PhD project Detection and diagnosis of system issues (e.g. outages, faults, degraded service- level) is important in large-scale systems due to impact on end-user experience and brand reputation.
Besides the accompanying loss of revenue, lots of efforts are required to identify potential root-causes before resolving them. However, the ability to observe systems’ behavior and perform diagnostics is a challenge for large- scale systems and even more so for geographically distributed systems like telecom networks and mobile edge clouds.

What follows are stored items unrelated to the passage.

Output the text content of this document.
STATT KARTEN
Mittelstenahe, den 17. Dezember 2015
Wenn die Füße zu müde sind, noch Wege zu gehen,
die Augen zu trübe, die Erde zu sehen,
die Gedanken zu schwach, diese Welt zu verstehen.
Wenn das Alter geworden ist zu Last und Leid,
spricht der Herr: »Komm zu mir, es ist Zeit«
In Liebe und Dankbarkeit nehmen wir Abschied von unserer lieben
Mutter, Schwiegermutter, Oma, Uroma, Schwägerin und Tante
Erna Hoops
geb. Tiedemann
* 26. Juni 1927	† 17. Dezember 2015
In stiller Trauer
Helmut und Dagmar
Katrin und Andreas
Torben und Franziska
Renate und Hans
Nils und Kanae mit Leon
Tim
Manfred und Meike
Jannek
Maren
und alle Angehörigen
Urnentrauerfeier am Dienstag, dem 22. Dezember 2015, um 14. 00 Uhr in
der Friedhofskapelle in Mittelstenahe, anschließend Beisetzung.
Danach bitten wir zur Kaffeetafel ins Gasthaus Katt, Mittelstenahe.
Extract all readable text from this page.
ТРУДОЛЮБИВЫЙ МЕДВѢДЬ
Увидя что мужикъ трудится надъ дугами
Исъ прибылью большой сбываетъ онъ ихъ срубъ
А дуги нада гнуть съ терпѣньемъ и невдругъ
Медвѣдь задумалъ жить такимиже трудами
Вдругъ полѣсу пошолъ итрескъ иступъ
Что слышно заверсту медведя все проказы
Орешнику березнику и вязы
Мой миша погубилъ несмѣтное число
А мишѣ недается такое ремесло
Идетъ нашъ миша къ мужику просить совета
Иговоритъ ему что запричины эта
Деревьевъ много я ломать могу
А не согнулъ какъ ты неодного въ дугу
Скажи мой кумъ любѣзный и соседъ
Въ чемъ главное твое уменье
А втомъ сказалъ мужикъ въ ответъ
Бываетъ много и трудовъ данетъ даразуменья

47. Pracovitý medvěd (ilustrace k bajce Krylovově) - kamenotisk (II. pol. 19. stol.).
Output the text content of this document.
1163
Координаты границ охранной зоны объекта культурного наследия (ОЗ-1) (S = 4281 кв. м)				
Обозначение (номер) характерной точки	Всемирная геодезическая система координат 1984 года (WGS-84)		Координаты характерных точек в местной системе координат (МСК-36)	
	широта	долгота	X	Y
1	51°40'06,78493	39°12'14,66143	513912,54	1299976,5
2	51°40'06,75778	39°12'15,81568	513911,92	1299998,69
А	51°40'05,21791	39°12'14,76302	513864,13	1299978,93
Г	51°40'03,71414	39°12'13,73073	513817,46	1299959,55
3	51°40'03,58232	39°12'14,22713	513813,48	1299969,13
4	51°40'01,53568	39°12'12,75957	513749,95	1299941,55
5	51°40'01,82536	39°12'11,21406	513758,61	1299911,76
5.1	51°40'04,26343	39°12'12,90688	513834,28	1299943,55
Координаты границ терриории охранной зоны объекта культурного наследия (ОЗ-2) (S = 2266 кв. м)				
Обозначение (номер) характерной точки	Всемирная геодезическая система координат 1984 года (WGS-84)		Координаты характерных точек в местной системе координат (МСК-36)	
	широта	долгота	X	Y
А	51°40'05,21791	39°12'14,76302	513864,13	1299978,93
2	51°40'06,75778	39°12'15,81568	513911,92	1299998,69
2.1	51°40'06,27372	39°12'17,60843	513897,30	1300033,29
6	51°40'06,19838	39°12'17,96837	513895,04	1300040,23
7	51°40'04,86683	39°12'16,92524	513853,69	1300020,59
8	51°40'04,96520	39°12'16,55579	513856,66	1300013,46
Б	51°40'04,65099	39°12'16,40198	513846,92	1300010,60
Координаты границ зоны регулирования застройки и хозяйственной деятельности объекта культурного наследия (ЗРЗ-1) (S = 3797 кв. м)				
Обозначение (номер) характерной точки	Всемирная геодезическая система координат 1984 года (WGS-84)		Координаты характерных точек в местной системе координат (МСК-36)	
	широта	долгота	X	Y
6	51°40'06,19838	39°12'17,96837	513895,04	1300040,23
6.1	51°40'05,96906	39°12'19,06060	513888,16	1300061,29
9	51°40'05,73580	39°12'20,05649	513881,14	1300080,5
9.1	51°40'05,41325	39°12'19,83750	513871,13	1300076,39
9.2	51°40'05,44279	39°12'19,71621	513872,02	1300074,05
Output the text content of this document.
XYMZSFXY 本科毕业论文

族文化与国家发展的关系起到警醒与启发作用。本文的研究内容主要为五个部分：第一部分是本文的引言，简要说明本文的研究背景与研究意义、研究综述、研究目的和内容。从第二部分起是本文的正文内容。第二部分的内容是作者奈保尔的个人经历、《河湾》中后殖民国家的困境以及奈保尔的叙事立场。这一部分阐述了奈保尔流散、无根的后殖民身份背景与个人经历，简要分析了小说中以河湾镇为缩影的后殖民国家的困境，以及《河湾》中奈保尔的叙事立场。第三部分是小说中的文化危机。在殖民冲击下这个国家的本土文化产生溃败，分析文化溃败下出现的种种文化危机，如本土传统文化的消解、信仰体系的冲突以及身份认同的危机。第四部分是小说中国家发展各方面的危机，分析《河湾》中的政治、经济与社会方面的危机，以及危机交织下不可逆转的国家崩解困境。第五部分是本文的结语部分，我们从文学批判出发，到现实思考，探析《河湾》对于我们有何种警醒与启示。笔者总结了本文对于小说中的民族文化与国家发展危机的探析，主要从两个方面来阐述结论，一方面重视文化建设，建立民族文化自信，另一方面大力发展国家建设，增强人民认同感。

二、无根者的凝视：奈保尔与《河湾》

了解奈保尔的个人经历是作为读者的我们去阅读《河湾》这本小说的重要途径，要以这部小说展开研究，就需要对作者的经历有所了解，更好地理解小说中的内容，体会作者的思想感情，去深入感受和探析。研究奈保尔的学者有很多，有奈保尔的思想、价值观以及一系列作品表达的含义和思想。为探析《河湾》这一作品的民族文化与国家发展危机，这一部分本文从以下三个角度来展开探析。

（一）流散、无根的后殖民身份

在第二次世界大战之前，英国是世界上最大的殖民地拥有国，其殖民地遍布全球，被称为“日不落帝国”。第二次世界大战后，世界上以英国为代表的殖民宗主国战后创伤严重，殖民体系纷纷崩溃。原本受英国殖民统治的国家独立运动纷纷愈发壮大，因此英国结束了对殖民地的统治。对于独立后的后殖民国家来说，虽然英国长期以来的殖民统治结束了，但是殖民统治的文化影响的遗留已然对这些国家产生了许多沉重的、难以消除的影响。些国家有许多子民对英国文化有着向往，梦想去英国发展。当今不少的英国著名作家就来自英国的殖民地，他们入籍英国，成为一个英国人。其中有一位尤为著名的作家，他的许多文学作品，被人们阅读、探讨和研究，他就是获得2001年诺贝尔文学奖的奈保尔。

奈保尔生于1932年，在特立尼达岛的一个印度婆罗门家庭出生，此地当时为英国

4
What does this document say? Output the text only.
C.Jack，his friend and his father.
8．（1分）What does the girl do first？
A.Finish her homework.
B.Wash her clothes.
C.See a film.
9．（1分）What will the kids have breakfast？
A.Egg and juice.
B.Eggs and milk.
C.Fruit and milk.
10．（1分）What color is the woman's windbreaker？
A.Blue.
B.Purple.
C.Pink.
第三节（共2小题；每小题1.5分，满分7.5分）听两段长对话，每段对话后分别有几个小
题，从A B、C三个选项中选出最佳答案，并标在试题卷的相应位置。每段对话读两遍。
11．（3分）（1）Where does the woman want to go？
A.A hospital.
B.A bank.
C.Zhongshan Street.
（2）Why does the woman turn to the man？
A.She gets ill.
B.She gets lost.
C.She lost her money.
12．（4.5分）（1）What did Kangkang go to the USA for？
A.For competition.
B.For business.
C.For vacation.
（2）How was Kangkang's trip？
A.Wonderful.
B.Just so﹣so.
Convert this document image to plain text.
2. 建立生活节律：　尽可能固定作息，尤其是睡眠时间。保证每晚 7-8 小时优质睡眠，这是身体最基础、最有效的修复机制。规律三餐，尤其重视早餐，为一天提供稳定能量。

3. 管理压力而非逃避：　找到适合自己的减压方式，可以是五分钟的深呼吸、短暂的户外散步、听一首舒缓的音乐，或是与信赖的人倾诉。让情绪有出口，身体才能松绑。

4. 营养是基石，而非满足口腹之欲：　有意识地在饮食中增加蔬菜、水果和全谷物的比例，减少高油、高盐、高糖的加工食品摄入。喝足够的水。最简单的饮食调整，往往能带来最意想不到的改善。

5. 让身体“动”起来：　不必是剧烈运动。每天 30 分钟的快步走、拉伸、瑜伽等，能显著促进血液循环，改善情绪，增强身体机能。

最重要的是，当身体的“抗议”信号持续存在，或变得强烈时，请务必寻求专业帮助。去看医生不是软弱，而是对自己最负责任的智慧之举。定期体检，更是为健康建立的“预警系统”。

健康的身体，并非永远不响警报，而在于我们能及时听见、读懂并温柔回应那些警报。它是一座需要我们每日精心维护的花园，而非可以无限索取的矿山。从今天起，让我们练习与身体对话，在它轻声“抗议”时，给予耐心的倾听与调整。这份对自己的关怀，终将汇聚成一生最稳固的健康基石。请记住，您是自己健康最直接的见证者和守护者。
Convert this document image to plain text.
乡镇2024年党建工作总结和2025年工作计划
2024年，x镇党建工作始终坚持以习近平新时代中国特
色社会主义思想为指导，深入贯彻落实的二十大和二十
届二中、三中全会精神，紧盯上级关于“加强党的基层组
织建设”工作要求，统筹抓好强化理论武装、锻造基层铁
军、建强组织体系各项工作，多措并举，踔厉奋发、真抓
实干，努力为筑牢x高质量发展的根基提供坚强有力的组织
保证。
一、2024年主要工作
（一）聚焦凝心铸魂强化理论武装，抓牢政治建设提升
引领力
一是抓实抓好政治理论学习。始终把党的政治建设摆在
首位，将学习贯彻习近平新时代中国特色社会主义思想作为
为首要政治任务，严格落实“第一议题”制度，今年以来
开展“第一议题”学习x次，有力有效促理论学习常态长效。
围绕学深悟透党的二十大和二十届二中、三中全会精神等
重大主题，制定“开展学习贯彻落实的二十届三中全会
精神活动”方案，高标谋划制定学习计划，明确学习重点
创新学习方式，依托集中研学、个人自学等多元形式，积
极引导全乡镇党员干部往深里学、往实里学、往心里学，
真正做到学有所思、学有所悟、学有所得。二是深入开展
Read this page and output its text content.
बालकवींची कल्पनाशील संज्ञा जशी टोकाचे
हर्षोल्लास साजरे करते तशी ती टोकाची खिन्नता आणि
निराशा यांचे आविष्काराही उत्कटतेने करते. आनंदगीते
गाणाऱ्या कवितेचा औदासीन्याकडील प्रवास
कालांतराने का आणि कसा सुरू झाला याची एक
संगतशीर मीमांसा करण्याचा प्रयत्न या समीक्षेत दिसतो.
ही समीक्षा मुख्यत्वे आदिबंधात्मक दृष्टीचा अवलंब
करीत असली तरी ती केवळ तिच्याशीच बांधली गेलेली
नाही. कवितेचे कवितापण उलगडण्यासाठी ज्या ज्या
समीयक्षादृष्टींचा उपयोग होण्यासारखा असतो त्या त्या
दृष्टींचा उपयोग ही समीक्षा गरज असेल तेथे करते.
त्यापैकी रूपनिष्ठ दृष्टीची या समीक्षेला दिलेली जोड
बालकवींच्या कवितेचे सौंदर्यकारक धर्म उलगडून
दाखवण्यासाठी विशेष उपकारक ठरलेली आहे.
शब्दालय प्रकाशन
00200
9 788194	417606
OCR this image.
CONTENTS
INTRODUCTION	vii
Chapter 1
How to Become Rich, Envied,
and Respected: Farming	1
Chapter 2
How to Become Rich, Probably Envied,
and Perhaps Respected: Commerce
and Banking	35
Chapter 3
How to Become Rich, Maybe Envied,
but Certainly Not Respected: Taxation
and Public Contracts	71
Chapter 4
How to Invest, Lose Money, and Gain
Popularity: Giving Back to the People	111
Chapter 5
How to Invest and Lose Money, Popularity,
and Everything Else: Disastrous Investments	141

The research will take an analytics-driven approach towards addressing the observability problem through improved system visibility and trouble-shooting in large and dynamic systems like mobile edge clouds and mobile networks. The research will focus on instrumentation, data collection, system modeling and analytics to drive automation of anomaly detection and diagnosis by leveraging machine learning techniques and BigData platforms. The goal is to enable shorter lead-time, improve user experience, and minimize the need for experts in problem diagnosis.
The project's initial phase will focus on visibility, that is, addressing the fundamental questions of what and how to instrument, how frequent data should be collected and how it should be aggregated, and how the overall system should be modeled. The level of decentralization required to support distributed storage and analytics will also be examined. With distributed storage and streaming frameworks like Apache Storm1, Spark2 and Hadoop3, it is now possible to process in real-time large datasets from diverse sources with low compute and storage overhead.
The project's 2nd phase addresses observability through proactive autonomous anomaly detection. According to our comprehensive survey of the research area, current research focus is shifting away from simple threshold-based alerting and application-specific modeling approaches towards sophisticated data-driven techniques that account for many more KPIs and inherent temporal behaviour. However, techniques based on supervised learning perform poorly in dynamic environment, as they may not recognize new system behaviour or work with unlabeled traces.
The vision of the proactive approach is to innovatively combine machine learning and forecasting techniques to support anomaly detection. Time-series analysis (e.g. ARIMA) and probabilistic models (e.g. Bayesian networks, Hidden Markov Models) will be explored to predict future states of KPIs , impending anomalies and system-level issues (e.g. bottlenecks and faults). Continuous benchmarking will be performed to produce baseline profiles of the system under varying context while appropriate unsupervised learning technique will be used to detect changes in relevant KPIs and to determine when to update system models.
The project's 3rd phase addresses automated diagnostics. While existing approaches mostly focus on detecting abnormal changes in metric values to pinpoint suspicious metrics, the main challenge is in identifying actual components or nodes of the infrastructure. Since problems manifest differently depending on the execution context and workload, it is important to distinguish between potential causes in order to recommend the right corrective action. The focus is to address the diagnostics problem through automatic multi-layer root-cause attribution and root- cause analysis by using graph theory techniques to explore spatial dependencies across the network and AI (e.g. Fuzzy Logic and Probabilistic reasoning) to exploit expert and domain knowledge.